Ausgangspunkt war ein aufmerksamer Anrainer, dem ein "Schrottwagen" auffiel, der über längere Zeit unbewegt im Villenviertel stand. Immer wieder beobachtete er Personen, die kurz anhielten, Gegenstände im Fahrzeug ablegten oder daraus entnahmen und anschließend wieder verschwanden. Schließlich verständigte er die Polizei.
"Wäre das Auto irgendwo anders gestanden, wäre man möglicherweise nie auf die Täter aufmerksam geworden", so der Staatsanwalt laut "Vorarlberg Online".
Die Ermittler stellten das Fahrzeug daraufhin unter Beobachtung. Nach und nach konnten die Nutzer des sogenannten "Bunkerautos" identifiziert werden. Von dort führten die Spuren weiter zu einem mutmaßlich strukturierten Drogennetzwerk.
Die Bestellungen seien über Telegram und Signal abgewickelt worden sein – immer wieder hätten sich die Fahrer abgewechselt und teilweise gegenseitig eingeschult. Bis zu zwölf Lieferadressen pro Tag sollen beliefert worden sein. "Das Vorgehen der Täter ist hoch professionell gewesen", hieß es von Ermittlern. Kokain sei dabei portioniert, verpackt und schließlich in Socken versteckt übergeben worden, Chatnachrichten löschten sich automatisch.
"Ich bin schuldig für das, was ich getan habe", sagte der Erstangeklagte (42), ein in Spanien lebender Albaner vor Gericht.

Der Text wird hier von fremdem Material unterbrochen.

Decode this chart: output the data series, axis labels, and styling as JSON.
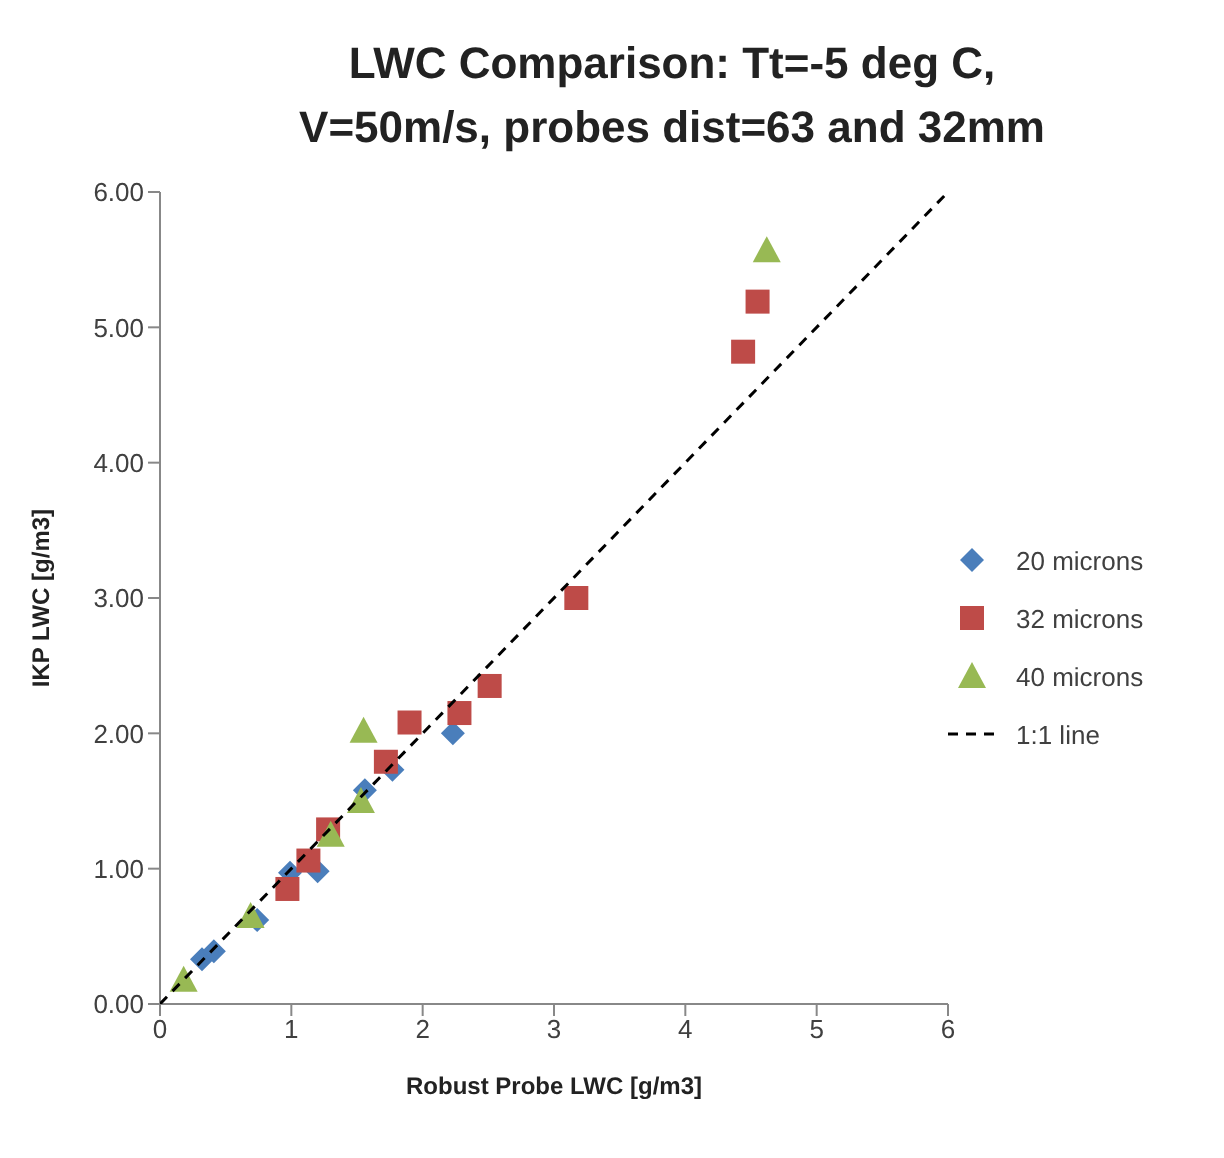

Er bestritt jedoch die Mitgliedschaft in einer kriminellen Vereinigung.
Auch der zweite Angeklagte (25) zeigte sich geständig. "Das Leben war schwierig", erklärte er und verwies auf seine Lebensumstände in Albanien.

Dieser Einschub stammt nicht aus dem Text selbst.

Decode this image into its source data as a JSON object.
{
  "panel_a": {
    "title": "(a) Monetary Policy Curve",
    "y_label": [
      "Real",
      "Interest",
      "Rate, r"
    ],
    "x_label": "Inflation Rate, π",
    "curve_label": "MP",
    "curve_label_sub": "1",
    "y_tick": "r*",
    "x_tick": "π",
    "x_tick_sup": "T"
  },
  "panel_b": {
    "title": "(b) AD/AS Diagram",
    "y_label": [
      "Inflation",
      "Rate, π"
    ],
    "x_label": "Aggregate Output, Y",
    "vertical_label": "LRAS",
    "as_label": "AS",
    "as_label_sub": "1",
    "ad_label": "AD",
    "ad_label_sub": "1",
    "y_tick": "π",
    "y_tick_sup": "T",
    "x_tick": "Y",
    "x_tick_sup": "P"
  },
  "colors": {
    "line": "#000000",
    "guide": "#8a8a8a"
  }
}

Die Richterin sah am Ende eine klare Struktur. Das über zwei Jahre aufgebaute System sei "wie ein Unternehmen" organisiert gewesen. Aufgrund der Dauer und der Vielzahl der Beteiligten sei der Tatbestand einer kriminellen Vereinigung "unzweifelhaft" erfüllt.
Der Erstangeklagte wurde zu drei Jahren Haft verurteilt, der zweite Angeklagte zu vier Jahren Freiheitsstrafe. Die Urteile sind nicht rechtskräftig.